Payson Homeowners - Small Property Tax Increase

Photo by Andy Towle. |


The Payson Town Council says residents should expect to see only a minor increase in their property tax bill this year, at least on payments owed to the town.

Payson has increased the primary tax rate 9 percent over last year, but due to a drop in assessed value, the average homeowner should see a dollar increase in their annual bill, or 8 cents every month, according to Mayor Kenny Evans.

Evans said he figured this because Payson has about 9,000 homes and the rate increase will generate an additional $9,800 in income for the town’s fiscal 2013-14 budget. That works out to $1 a home.

Evans stipulated some homeowners might not see an increase at all with several new, large businesses in town absorbing most of the rate increase.
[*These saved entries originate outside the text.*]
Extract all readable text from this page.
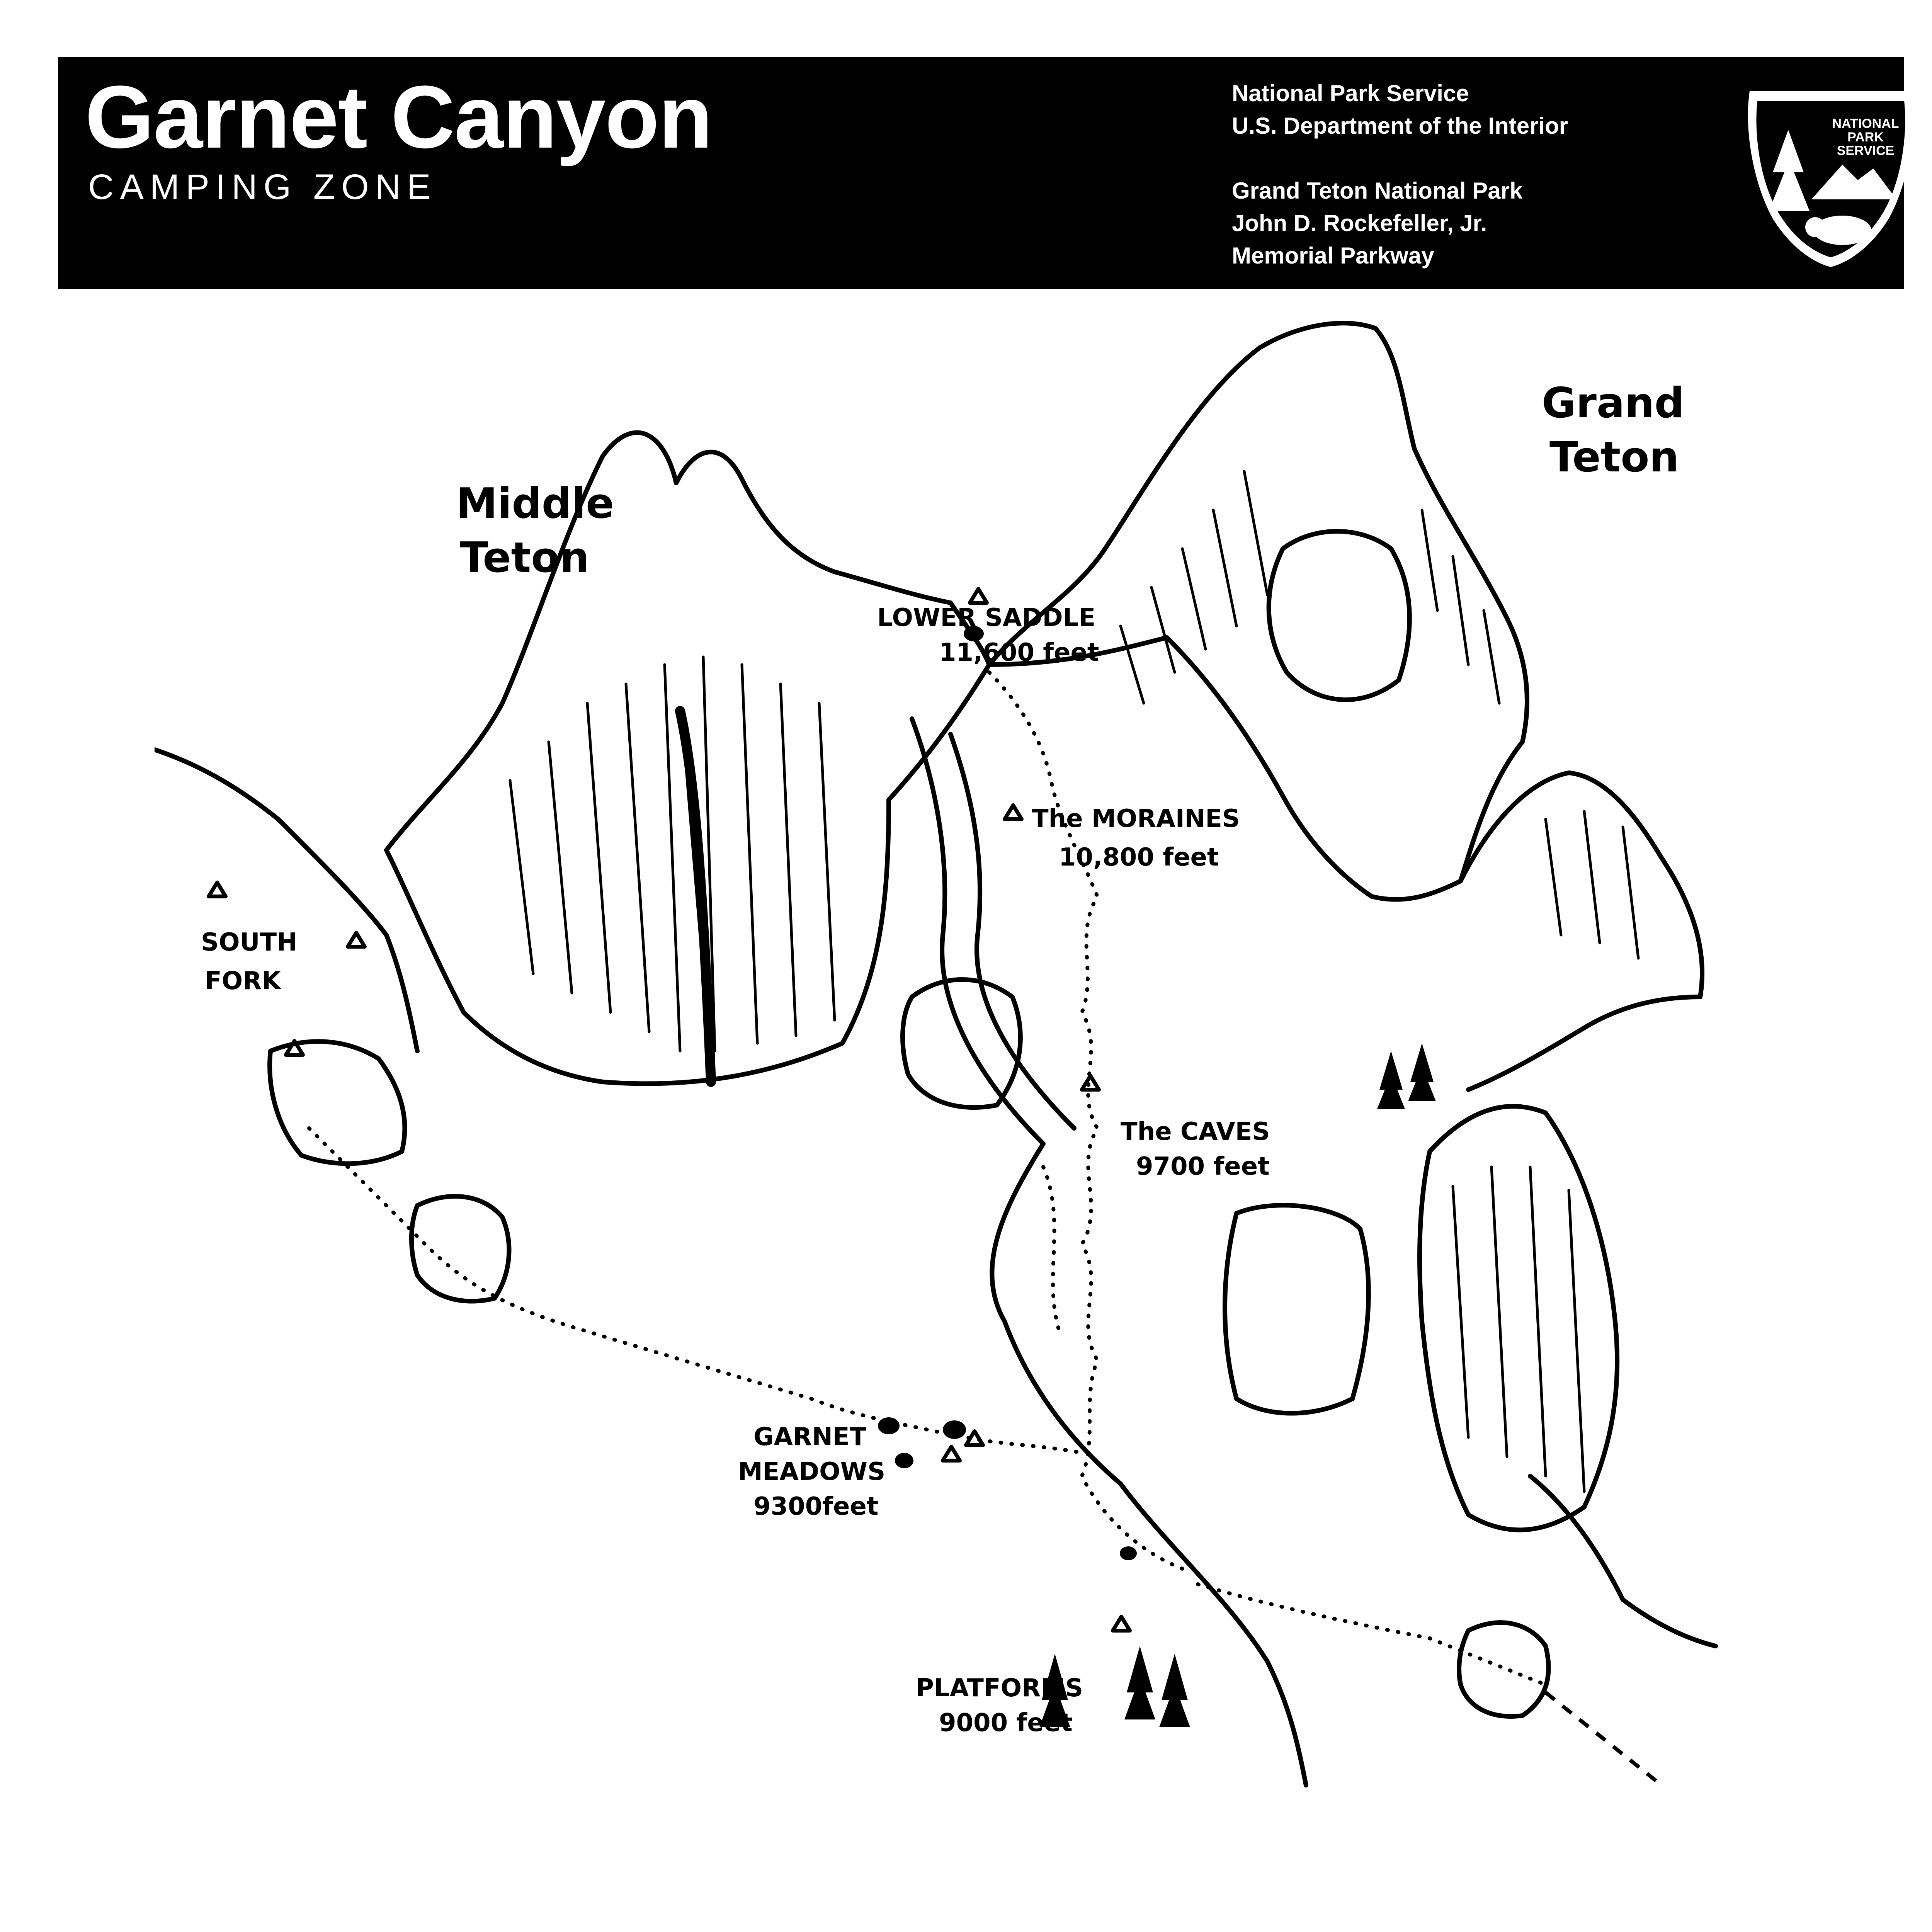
Garnet Canyon
CAMPING ZONE
National Park Service
U.S. Department of the Interior
Grand Teton National Park
John D. Rockefeller, Jr.
Memorial Parkway
NATIONAL
PARK
SERVICE
Middle
Teton
Grand
Teton
LOWER SADDLE
11,600 feet
The MORAINES
10,800 feet
SOUTH
FORK
The CAVES
9700 feet
GARNET
MEADOWS
9300feet
PLATFORMS
9000 feet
If a homeowner’s assessed value dropped, the tax bill could actually go down.

The tax rate, 38 cents, is far less than Globe’s rate, which sits at $1.32.

The budget for the upcoming year includes 155 employees, a significant drop from four years ago before the recession hit. However, the budget for fiscal 2014 adopted recently by the council includes $8.4 million on salaries for those 155 workers — which average $54,000 per employee. Benefit costs total about $3.5 million — which works out to about $22,000 per worker.

This year the $5.6 million in sales taxes provided the bulk of Payson’s $12 million general fund budget. Next year the town expects sales tax collections to rise to $5.8 million and the general fund to jump to $13 million.

By contrast, property taxes should bring in only about $637,000.

The budget also projects a $200,000 rise in state-shared revenue to about $3 million, which includes sales, gas and income taxes collected by the state and doled out on a per-capita basis.

The vehicle license tax from the sale of cars will provide the next biggest source of revenue — about $875,000. That’s just ahead of grants — mostly from the state and federal government — budgeted at $868,000. However, the town puts those grants in the budget, even though it doesn’t know if it will actually get any money from that source.

The town’s water department shows up in a separate fund. The town expects spending in the water department to rise by about $300,000 to a total of about $4.7 million. In addition, the budget calls for spending about $12 million from the water department’s enterprise fund — mostly on building the Blue Ridge pipeline.

The total of all the town’s various funds comes to nearly $31 million, but that includes millions worth of projects that will likely not get started in the next 12 months — like putting in millions in infrastructure for hundreds of acres up near the airport in an improvement district.

The town’s general fund spending will remain about the same as the budget adopted a year ago, although it will jump compared to the amount of money the town actually spent by department.

For instance, the police department this year had a general fund budget of $4.4 million, but spent only $3.9 million. In the upcoming year, the budget will rise to $4.5 million.

The fire department had a $3.6 million budget, but spent just $3 million. The general fund budget for the upcoming year will rise to $3.2 million.